八十年代的大学含金量自然不是二十年后扩招之后的大学,所能够比拟的,不过这家伙半路就因为某种原因辍学了,而后加入老鼠会,凭借着自己丰富的古董知识和灵活的头脑,逐渐取得了苍天鼠丁波的信任,继而担任起了金牌掮客的重任来。
陈子豪做的都是销赃的话儿,来往的都是生意层面上的事,他读过大学,能够说英语和日语,又精通古董鉴赏,算是十足的技术性人才,所以倒也没有什么机会做坏事。

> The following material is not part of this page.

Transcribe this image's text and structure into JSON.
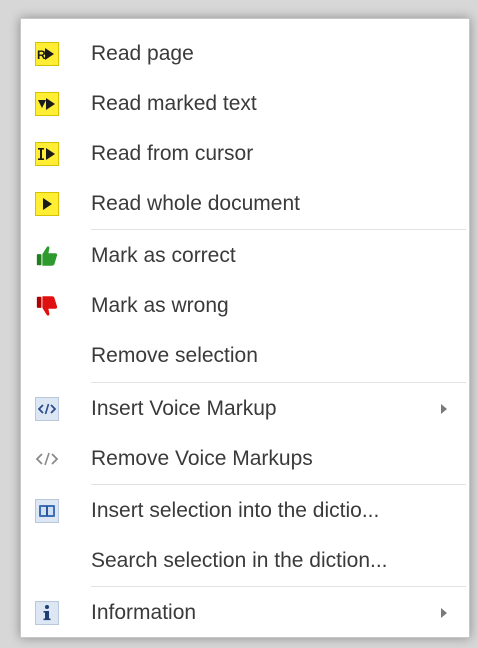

手上没沾血,特别是无辜者的血,这一点对我来说比所有的一切都重要,至于其他的东西,我倒也可以腆着脸去求宋副司长,想必此时此刻,上面多少也要照顾一下我们一组的情绪,不会拒绝的。我继续又看了一下他的档案,发现他跟钻天鼠俞麟学过两个星期轻身提纵的功法,鼻子特灵,而且动手能力很强,这样的人,当得是一个多面手,实在难得,唯一让努尔犹豫的一点,就是他跟俞麟有过接触,两者之间是否有联系,这个他有些吃不准。
我想了一下,说见见他吧,我亲自摸摸底。
努尔笑了,说也对,他这两天一直闹着要将你呢,说你那天给他吃的那红色药丸,可一直没给解药,弄得他夜里翻来覆去睡不着,总感觉肚子里面有东西在爬。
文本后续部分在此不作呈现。